Closing the RWA Knowledge Gap: Grvt Takes Industry Practice Into the Classroom
The regulatory framework for real-world asset tokenization is in place. What the industry still lacks is the human layer: the executives and fund managers who understand how tokenized assets are actually traded, invested, and put to work. Grvt is helping close that gap.
The regulatory infrastructure for real-world asset tokenization is in place. Stablecoin licensing is live in Hong Kong. The SFC's virtual asset platform regime is operational. The Ensemble sandbox is running live tests on tokenized bonds, fund units, and cross-border settlement.
What is still catching up is the human layer.
The fund managers, compliance officers, and executives who will actually deploy capital into this ecosystem need to understand how these instruments work, not just that they exist. That is a gap Grvt is actively working to close. Regulation creates permission. Practitioner-led education creates capability. They are not the same thing, and right now the industry needs both.

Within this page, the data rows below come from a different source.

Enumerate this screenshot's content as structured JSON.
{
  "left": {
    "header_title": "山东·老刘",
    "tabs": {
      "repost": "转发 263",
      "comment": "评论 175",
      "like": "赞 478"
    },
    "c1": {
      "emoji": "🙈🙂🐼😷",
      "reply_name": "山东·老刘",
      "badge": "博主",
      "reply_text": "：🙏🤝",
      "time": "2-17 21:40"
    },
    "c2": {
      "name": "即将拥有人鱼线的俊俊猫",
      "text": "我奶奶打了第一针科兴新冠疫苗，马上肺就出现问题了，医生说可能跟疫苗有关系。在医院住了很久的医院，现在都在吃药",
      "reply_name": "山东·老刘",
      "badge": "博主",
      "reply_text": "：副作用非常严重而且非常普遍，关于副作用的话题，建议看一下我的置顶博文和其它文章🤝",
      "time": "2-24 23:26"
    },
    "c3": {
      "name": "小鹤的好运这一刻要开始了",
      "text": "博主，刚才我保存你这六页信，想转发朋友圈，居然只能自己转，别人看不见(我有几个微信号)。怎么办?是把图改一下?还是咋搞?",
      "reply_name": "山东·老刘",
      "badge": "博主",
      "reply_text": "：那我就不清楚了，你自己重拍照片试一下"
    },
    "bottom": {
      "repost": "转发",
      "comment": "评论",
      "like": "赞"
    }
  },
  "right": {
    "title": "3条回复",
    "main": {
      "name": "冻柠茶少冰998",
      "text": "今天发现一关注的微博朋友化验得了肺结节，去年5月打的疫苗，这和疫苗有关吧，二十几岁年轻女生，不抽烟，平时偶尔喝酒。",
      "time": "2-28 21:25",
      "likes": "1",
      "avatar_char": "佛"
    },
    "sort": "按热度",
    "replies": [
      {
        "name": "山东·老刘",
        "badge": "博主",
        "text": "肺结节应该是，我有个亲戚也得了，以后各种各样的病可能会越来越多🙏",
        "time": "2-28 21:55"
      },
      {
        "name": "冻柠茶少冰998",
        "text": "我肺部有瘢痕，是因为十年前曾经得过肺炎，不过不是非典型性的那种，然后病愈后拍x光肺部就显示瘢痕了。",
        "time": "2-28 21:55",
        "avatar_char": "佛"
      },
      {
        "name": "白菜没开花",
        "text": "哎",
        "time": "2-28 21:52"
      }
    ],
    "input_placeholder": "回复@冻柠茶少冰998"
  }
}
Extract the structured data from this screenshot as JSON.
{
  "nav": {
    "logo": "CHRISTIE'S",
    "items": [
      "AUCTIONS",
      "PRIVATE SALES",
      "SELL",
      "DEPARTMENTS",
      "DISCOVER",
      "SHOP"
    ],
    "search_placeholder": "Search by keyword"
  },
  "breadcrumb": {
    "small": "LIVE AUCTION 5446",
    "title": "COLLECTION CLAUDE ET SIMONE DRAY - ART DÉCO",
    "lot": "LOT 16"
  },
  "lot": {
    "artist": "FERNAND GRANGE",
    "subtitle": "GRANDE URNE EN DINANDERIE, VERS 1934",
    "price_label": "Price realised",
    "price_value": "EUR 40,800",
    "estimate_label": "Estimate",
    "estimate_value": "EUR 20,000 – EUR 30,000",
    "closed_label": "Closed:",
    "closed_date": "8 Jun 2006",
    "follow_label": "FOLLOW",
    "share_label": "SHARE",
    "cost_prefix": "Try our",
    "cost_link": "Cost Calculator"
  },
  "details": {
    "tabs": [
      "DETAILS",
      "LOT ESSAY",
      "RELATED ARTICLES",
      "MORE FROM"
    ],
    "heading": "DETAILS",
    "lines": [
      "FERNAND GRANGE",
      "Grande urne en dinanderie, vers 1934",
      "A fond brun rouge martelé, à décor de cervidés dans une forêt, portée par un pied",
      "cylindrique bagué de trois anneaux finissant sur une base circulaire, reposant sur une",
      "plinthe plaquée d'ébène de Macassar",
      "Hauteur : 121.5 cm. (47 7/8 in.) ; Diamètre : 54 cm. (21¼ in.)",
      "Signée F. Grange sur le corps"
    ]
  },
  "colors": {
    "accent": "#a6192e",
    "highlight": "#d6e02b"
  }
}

In June 2026, Grvt Co-founder and CEO Hong Yea joined HKU (Hong Kong University) SPACE's Certificate programme on Tokenised RWA, Stablecoin and Digital Assets as a guest lecturer, bringing front-line perspective on how tokenized assets are actually distributed, traded, and put to work.
The Regulatory Moment
On 10 April 2026, the Hong Kong Monetary Authority granted the city's first stablecoin issuer licences under the Stablecoins Ordinance, which came into force in August 2025. The inaugural licensees include a joint venture of Standard Chartered, HKT, and Animoca Brands, alongside HSBC. The move formally opened a regulated stablecoin ecosystem and put Hong Kong ahead of every other major financial centre on this front.

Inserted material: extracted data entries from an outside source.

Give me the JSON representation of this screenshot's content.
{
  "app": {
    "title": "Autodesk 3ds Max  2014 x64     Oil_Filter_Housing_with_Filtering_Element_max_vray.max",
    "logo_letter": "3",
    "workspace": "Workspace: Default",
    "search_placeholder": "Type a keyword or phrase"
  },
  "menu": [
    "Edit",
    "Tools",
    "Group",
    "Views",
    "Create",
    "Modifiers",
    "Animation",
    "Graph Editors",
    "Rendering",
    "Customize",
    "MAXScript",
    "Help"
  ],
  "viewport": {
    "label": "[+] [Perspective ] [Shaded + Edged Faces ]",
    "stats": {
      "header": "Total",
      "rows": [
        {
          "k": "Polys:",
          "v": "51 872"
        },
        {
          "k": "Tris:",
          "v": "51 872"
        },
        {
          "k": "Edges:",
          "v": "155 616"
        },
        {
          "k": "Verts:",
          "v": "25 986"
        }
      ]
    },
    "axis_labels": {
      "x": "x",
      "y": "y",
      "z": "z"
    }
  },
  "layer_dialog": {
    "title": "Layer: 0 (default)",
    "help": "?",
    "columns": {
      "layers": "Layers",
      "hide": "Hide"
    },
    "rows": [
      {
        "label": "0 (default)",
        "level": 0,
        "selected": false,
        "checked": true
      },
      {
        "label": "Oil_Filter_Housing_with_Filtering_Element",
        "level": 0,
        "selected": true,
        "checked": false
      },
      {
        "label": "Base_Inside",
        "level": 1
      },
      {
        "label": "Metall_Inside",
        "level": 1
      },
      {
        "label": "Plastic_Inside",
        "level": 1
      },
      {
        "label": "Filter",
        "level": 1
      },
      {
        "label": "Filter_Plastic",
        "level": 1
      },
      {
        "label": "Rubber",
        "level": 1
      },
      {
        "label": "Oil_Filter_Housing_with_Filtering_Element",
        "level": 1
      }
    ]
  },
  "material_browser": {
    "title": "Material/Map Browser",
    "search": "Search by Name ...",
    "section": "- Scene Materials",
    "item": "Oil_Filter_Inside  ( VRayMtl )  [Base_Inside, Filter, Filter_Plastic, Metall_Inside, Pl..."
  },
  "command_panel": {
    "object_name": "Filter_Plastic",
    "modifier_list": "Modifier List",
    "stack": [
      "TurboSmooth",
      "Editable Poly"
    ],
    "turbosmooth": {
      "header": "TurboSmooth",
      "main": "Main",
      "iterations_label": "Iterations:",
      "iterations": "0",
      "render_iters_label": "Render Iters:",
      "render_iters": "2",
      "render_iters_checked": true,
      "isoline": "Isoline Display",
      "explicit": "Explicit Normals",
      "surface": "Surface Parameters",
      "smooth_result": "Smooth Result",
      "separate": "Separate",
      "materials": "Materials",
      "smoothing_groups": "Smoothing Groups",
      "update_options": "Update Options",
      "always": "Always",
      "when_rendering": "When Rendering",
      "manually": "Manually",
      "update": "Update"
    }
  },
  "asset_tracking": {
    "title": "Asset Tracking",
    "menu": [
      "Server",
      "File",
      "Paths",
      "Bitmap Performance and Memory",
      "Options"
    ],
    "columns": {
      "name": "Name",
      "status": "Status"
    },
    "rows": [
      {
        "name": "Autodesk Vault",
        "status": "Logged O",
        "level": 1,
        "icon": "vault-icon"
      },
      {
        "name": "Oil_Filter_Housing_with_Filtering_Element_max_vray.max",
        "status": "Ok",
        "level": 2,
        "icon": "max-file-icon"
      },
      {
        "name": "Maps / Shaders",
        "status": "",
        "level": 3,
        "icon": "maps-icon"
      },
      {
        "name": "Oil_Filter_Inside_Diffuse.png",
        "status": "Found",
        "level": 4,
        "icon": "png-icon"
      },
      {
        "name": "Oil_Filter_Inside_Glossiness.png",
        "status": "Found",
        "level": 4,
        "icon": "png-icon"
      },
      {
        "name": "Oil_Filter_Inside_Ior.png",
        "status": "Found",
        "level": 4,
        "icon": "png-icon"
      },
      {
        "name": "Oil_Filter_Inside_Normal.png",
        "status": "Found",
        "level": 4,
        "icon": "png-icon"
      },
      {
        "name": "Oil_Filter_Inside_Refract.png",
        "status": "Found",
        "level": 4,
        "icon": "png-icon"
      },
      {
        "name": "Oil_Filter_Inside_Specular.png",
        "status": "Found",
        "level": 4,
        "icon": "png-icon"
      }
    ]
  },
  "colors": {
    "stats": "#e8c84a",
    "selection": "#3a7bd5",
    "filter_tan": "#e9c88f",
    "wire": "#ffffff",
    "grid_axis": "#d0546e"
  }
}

The SFC has been building out a parallel framework for tokenized real-world assets (RWAs), with the government's Ensemble sandbox already handling tokenized bonds, fund units, and cross-border settlement infrastructure. The roadmap includes expansion into precious metals, renewable energy credits, and other asset classes as part of a broader strategy to make Hong Kong the global hub for programmable finance.

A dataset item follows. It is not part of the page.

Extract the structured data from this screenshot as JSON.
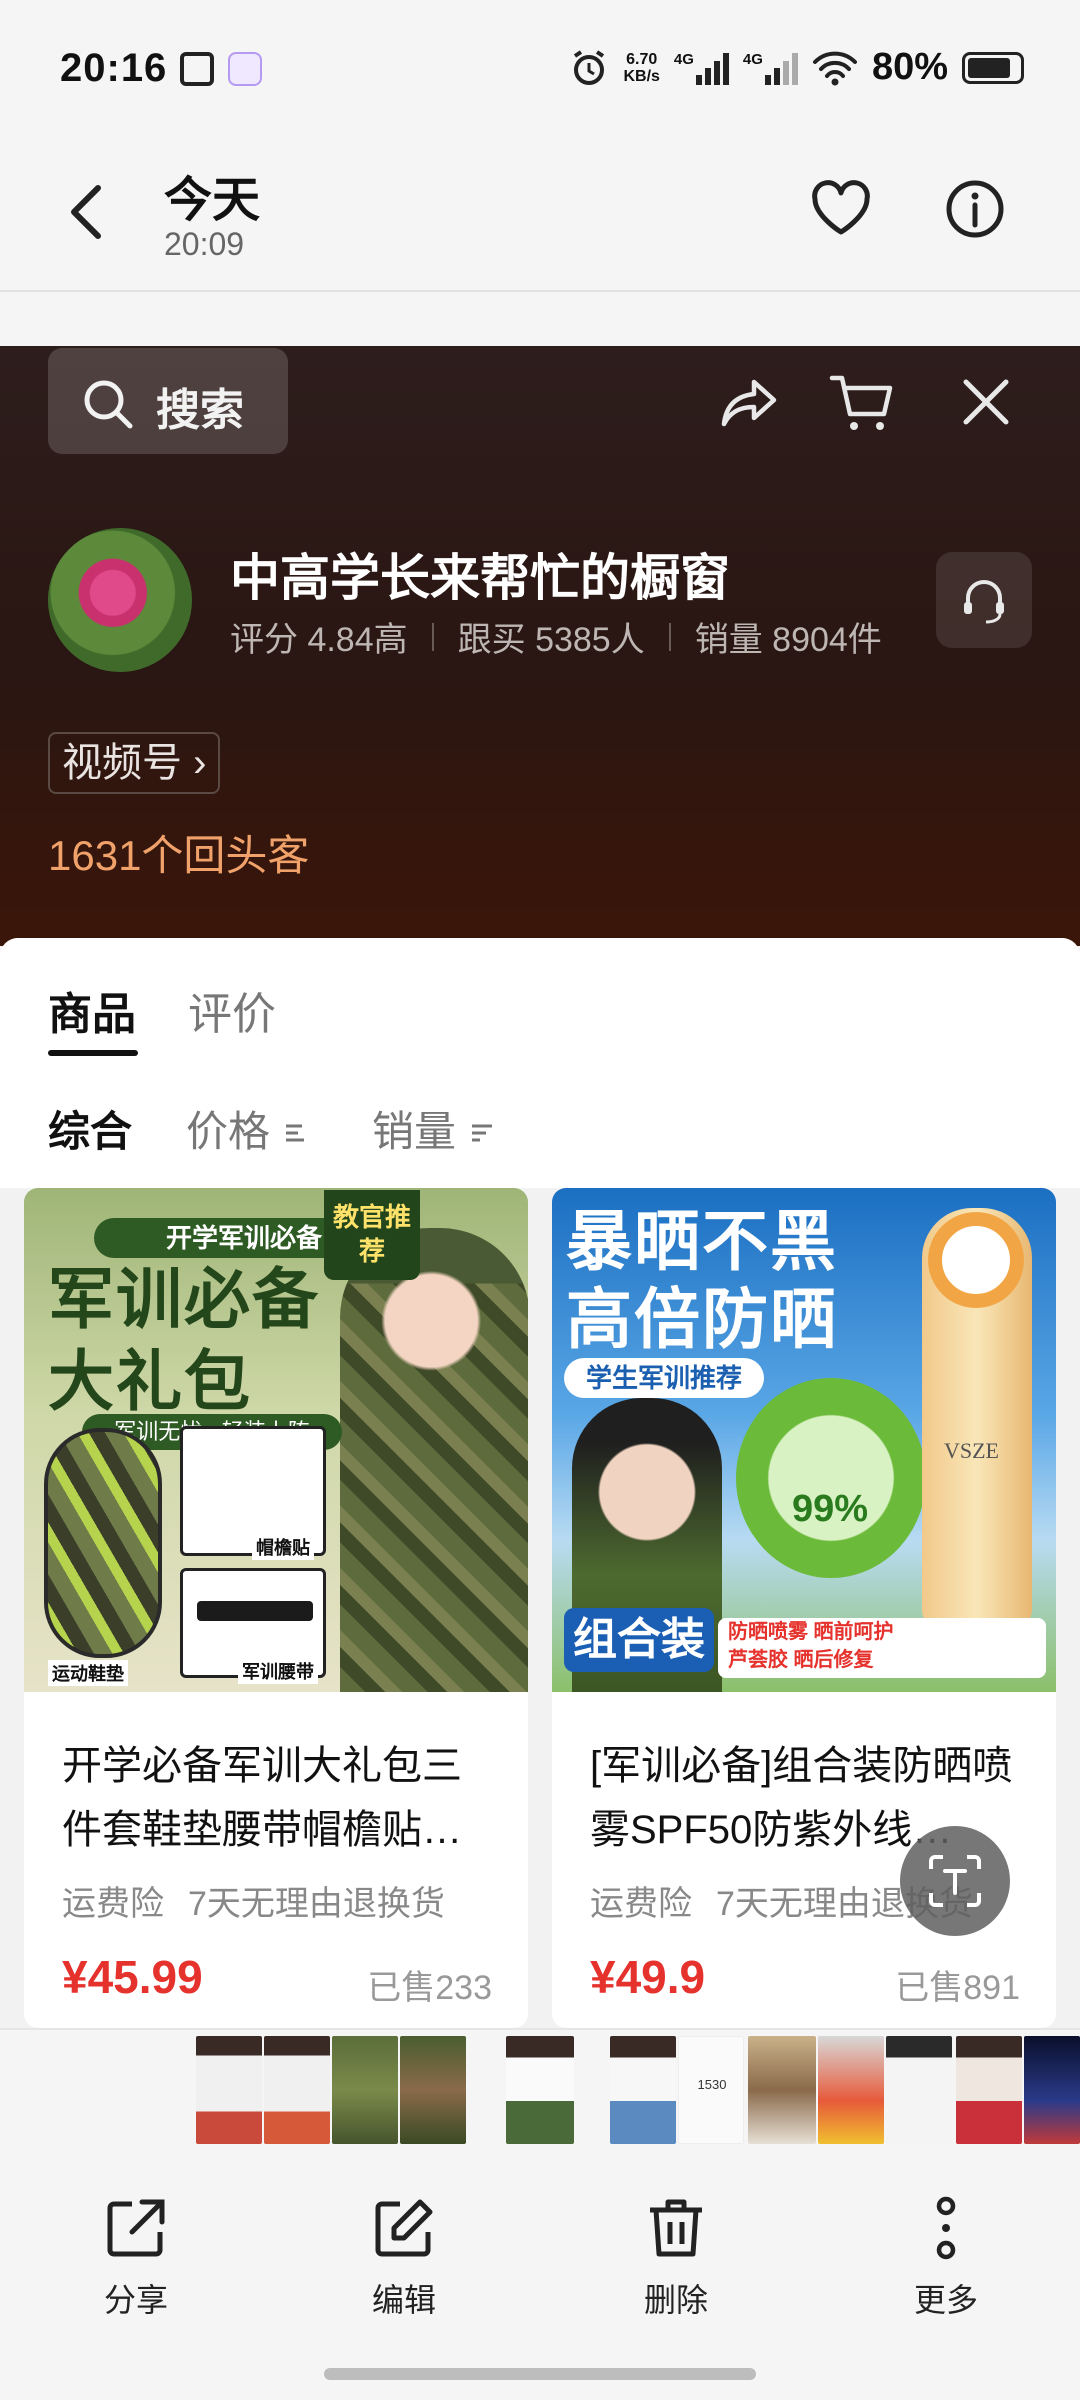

The architecture is deliberate: regulate first, build on solid ground. What the city now needs is the practitioners who can actually operate within it.
The Talent Gap
Most professionals in traditional finance understand what an asset is. Very few understand what happens to that asset once it is tokenized: how it gets distributed, how it earns yield, how it can be used as collateral, and how it trades in a composable onchain environment. That knowledge gap is not trivial. It is the gap between a regulatory framework sitting on paper and an ecosystem that actually functions.
Recognising this, HKU SPACE introduced its certified course Introduction to Tokenised RWA, Stablecoin and Digital Assets. The 30-hour programme covers blockchain fundamentals, RWA tokenization, stablecoin regulation, and digital asset security, and is taught by Thomas Ng, CEO of Wealth Management Cube. The audience is not developers. It is the executive layer that will decide whether institutions move into this space or stay on the sidelines.
What Happens After Tokenization
In June 2026, the programme welcomed Hong Yea, Co-founder and CEO of Grvt, as a guest lecturer. While most voices in the tokenization conversation represent asset issuers, fund managers, or tokenization providers, Hong brought a different angle: what happens to tokenized assets after they exist.

The lecture walked through how stablecoins, tokenized real-world assets, and composable financial infrastructure interact in a live trading environment. The focus was the distribution layer: wealth products, yield generation, collateralization, and active trading. This is the part of the stack that most educational programmes skip because it requires someone who is actually building and running it.
At Grvt, that distribution layer is the core product. Traders on the platform can access perpetuals on tokenized real-world assets including global equities like NVDA and SPY, commodities, and ETFs alongside crypto, all within a single composable balance. Beyond trading, users can allocate into RWA investment vaults, putting capital to work as a yield-generating asset rather than leaving it idle. The next step in the roadmap is vault tokens functioning as collateral for perp trading, a composable loop where RWA exposure earns yield and simultaneously backs active positions.
The lecture made the abstract concrete: tokenized assets are only as useful as the infrastructure built to deploy them. Distribution, yield, margin, and trading are not separate problems. They are one problem, and it is being solved onchain right now.
Building the Human Infrastructure
Hong Kong is in an unusual position. It is one of the few places in the world where regulation, market infrastructure, and education are advancing in parallel rather than sequentially. The Stablecoins Ordinance, the SFC's virtual asset licensing regime, and the Ensemble sandbox have collectively created the conditions that institutional capital requires before committing. What initiatives like the HKU SPACE programme are doing is building the human infrastructure to match.
The classroom is where the next chapter of this industry gets written. Not because theory is sufficient, but because practitioners in the room accelerate the translation from regulatory clarity to market reality.